La casualità. Una sliding door che si è aperta al momento giusto, si direbbe adesso. Ma, naturalmente, dietro al caso che mi ha quasi catapultato nella redazione di quello che allora era forse il giornale più ambito dai giovani (La Repubblica), c’era una predisposizione alla scrittura e al racconto che io ho sempre coltivato. In breve: una mia cara amica che lavorava a Roma a La Repubblica, mi ha detto che cercavano persone per la segreteria di redazione, vero cuore pulsante del giornale. Ho fatto un colloquio, mi hanno preso subito. Era il 1977. La sede di Piazza Indipendenza, che odorava di inchiostro (al piano terra c’erano le rotative) e sigarette, è stata la mia casa per diversi anni e lì ho imparato il 90% di quello che poi mi sarebbe servito nel mio lavoro. L’umiltà, l’ascolto di chi ne sa più di te, l’ostinazione, la puntigliosità, il non dare nulla per scontato. E non arrendersi, non mollare. Dalla segreteria sono passata per un breve periodo alla cronaca romana e poi ho fatto tante esperienze, cambiando spesso testata e media, lavorando in quotidiani, mensili, case editrici, radio, siti web. La multiformità di questo lavoro è sempre esistita, non l’hanno inventata le nuove tecnologie. Semmai internet, gli audiovisivi e le tv danno una mano ad esprimerla compiutamente.
Che cosa ti piace di più e cosa non tolleri o ti piace di meno di quello che fai?

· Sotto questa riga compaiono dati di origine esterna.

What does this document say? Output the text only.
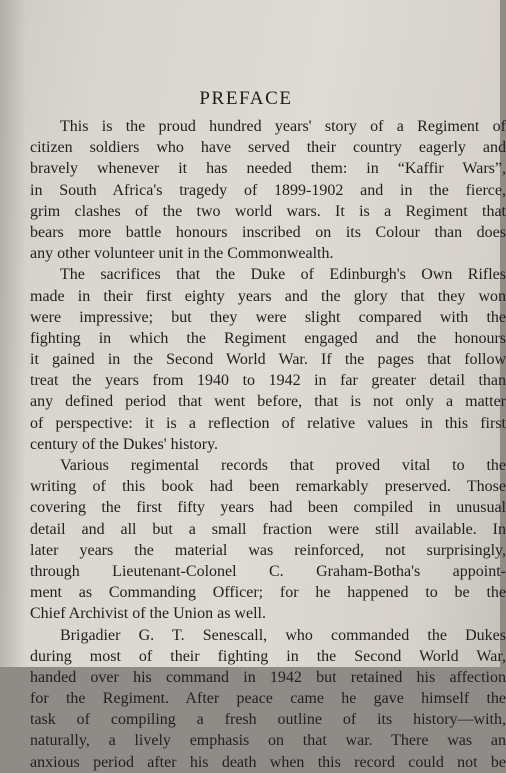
PREFACE
This is the proud hundred years' story of a Regiment of
citizen soldiers who have served their country eagerly and
bravely whenever it has needed them: in “Kaffir Wars”,
in South Africa's tragedy of 1899-1902 and in the fierce,
grim clashes of the two world wars. It is a Regiment that
bears more battle honours inscribed on its Colour than does
any other volunteer unit in the Commonwealth.
The sacrifices that the Duke of Edinburgh's Own Rifles
made in their first eighty years and the glory that they won
were impressive; but they were slight compared with the
fighting in which the Regiment engaged and the honours
it gained in the Second World War. If the pages that follow
treat the years from 1940 to 1942 in far greater detail than
any defined period that went before, that is not only a matter
of perspective: it is a reflection of relative values in this first
century of the Dukes' history.
Various regimental records that proved vital to the
writing of this book had been remarkably preserved. Those
covering the first fifty years had been compiled in unusual
detail and all but a small fraction were still available. In
later years the material was reinforced, not surprisingly,
through Lieutenant-Colonel C. Graham-Botha's appoint-
ment as Commanding Officer; for he happened to be the
Chief Archivist of the Union as well.
Brigadier G. T. Senescall, who commanded the Dukes
during most of their fighting in the Second World War,
handed over his command in 1942 but retained his affection
for the Regiment. After peace came he gave himself the
task of compiling a fresh outline of its history—with,
naturally, a lively emphasis on that war. There was an
anxious period after his death when this record could not be
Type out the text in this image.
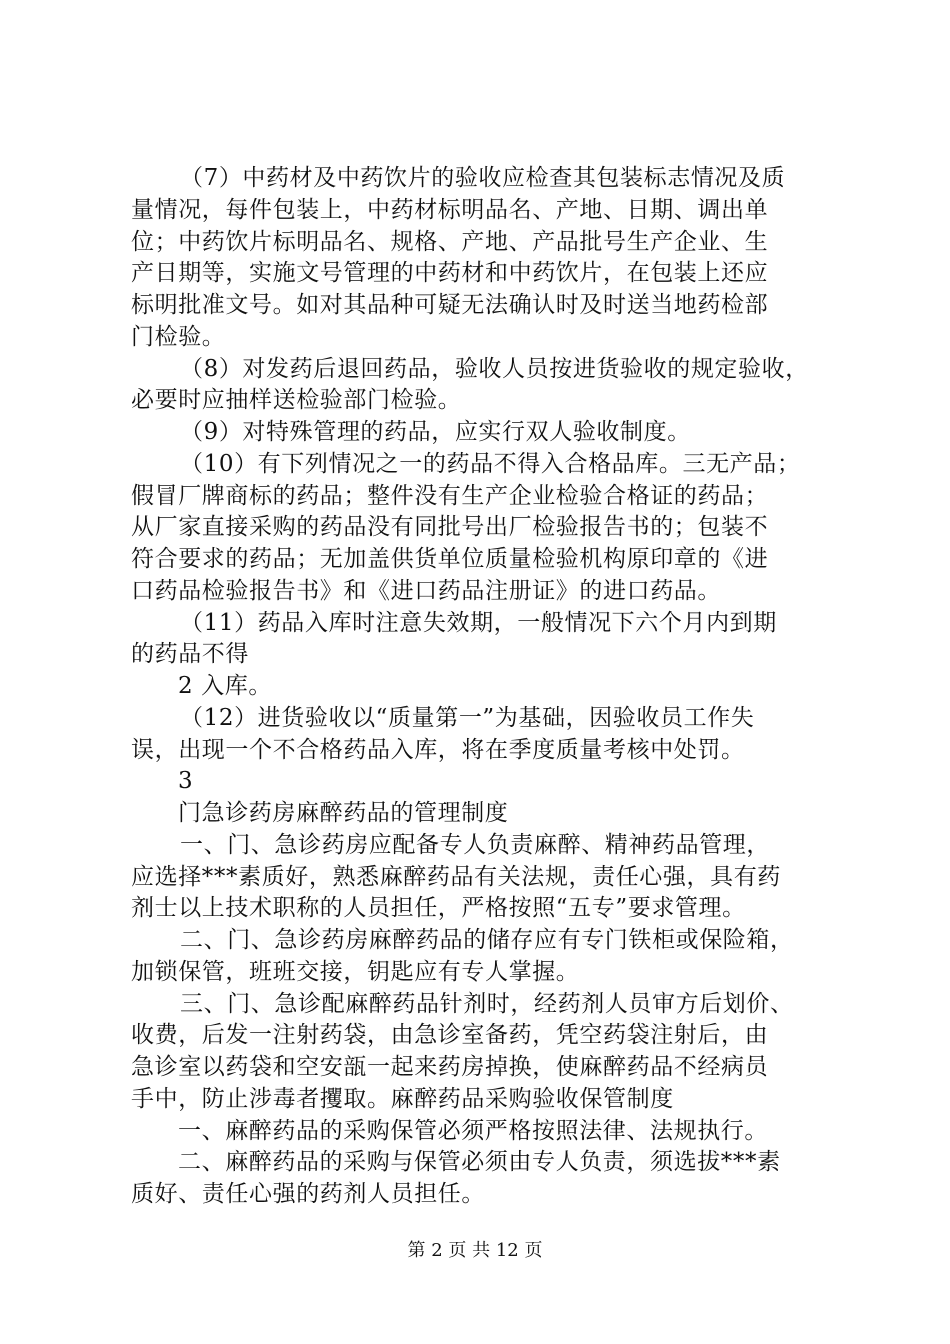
（7）中药材及中药饮片的验收应检查其包装标志情况及质
量情况，每件包装上，中药材标明品名、产地、日期、调出单
位；中药饮片标明品名、规格、产地、产品批号生产企业、生
产日期等，实施文号管理的中药材和中药饮片，在包装上还应
标明批准文号。如对其品种可疑无法确认时及时送当地药检部
门检验。
（8）对发药后退回药品，验收人员按进货验收的规定验收，
必要时应抽样送检验部门检验。
（9）对特殊管理的药品，应实行双人验收制度。
（10）有下列情况之一的药品不得入合格品库。三无产品；
假冒厂牌商标的药品；整件没有生产企业检验合格证的药品；
从厂家直接采购的药品没有同批号出厂检验报告书的；包装不
符合要求的药品；无加盖供货单位质量检验机构原印章的《进
口药品检验报告书》和《进口药品注册证》的进口药品。
（11）药品入库时注意失效期，一般情况下六个月内到期
的药品不得
2 入库。
（12）进货验收以“质量第一”为基础，因验收员工作失
误，出现一个不合格药品入库，将在季度质量考核中处罚。
3
门急诊药房麻醉药品的管理制度
一、门、急诊药房应配备专人负责麻醉、精神药品管理，
应选择***素质好，熟悉麻醉药品有关法规，责任心强，具有药
剂士以上技术职称的人员担任，严格按照“五专”要求管理。
二、门、急诊药房麻醉药品的储存应有专门铁柜或保险箱，
加锁保管，班班交接，钥匙应有专人掌握。
三、门、急诊配麻醉药品针剂时，经药剂人员审方后划价、
收费，后发一注射药袋，由急诊室备药，凭空药袋注射后，由
急诊室以药袋和空安瓿一起来药房掉换，使麻醉药品不经病员
手中，防止涉毒者攫取。麻醉药品采购验收保管制度
一、麻醉药品的采购保管必须严格按照法律、法规执行。
第 2 页 共 12 页
二、麻醉药品的采购与保管必须由专人负责，须选拔***素
质好、责任心强的药剂人员担任。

In questo momento è innegabile che il lavoro giornalistico vive una fase di compressione. Ritmi di lavoro molto sostenuti, scarsità di organici dovuti alla forte crisi che ha colpito l’editoria, molto tempo dedicato nella giornata alle nuove tecnologie di cui si patisce un’obsolescenza quasi strutturale. Non si fa in tempo ad acquisire una competenza su di un nuovo programma, che questo è già diventato vecchio e bisogna subito ricalibrare le conoscenze. Il rischio che diventi un lavoro ‘tecnico’ c’è. Ma per fortuna c’è anche il lato bello, che per me non è la creatività fine a sé stessa (quella la si può esercitare in altri ambiti, scrivendo un racconto per esempio), ma è il fatto di svolgere un SERVIZIO. Per me il giornalismo è innanzitutto servizio, ed è tutto un servizio pubblico. Tutto, non solo quello della Rai. A sera quando spengo il pc, sono soddisfatta se anche per un piccolo pezzetto, ho contribuito a portare un po’ di luce su qualcosa che sarebbe potuto rimanere in ombra, o se ho condiviso una conoscenza di un fatto o di un’idea interessante, se ho dato voce a chi con le sue azioni, costruisce qualcosa di positivo.

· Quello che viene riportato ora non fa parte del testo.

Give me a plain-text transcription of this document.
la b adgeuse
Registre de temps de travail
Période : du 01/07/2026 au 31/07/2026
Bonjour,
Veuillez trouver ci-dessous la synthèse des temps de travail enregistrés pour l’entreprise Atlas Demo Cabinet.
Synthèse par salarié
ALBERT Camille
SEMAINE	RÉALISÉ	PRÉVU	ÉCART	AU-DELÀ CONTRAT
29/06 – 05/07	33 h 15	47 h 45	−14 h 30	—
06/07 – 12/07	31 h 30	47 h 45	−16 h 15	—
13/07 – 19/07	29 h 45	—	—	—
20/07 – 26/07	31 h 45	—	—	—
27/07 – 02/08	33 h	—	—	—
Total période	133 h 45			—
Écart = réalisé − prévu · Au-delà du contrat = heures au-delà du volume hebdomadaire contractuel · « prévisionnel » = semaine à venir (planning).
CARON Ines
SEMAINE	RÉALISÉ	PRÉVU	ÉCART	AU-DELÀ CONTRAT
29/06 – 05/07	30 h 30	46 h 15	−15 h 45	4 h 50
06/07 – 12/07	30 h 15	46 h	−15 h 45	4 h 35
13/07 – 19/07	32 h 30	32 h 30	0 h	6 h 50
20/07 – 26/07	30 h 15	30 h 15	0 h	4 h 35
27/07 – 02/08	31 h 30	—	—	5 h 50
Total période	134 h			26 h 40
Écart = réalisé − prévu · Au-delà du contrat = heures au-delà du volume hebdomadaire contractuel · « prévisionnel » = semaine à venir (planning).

Che cosa ti è mancato di più, della tua professione, durante il lockdown?
Sono stati mesi molto duri per tutti, prima di tutto da un punto di vista umano. La brusca interruzione delle relazioni, la preoccupazione per i nostri cari… tutto questo ha avuto un riflesso anche sul lavoro naturalmente. Per fortuna il mondo dell’informazione è flessibile ed anche ad alto tasso di digitalizzazione, per cui l’agenzia è stata riorganizzata velocemente permettendoci di lavorare in piena autonomia da casa. Certo, come in tutti i lavori totalmente da remoto, manca il contatto umano coi colleghi e con tutti gli stakeholder, che spesso sono anche le nostre fonti. Una mail difficilmente sostituirà un caffè preso al bar scambiando due chiacchere e informazioni. Credo comunque che il cambiamento sarà irreversibile e che si andrà verso una sorta di smart working 2.0, che non sarà semplicemente il lavoro da casa né il lavoro totalmente svincolato dal contatto fisico con l’azienda. Sarà un mix dove al lavoro da remoto si alterneranno momenti di lavoro in uffici attrezzati in co-working
Che consigli daresti ai giovani?
Consigli non ne ho mai dati volentieri. Ognuno ascolti sé stesso, creda nei sogni, e sia ostinato. Poi sia pronto anche a sbagliare. Soprattutto a sbagliare, perché gli esseri umani sbagliano e dagli sbagli imparano. Ecco magari un consiglio potrebbe essere questo: diffidate da chi non sbaglia mai.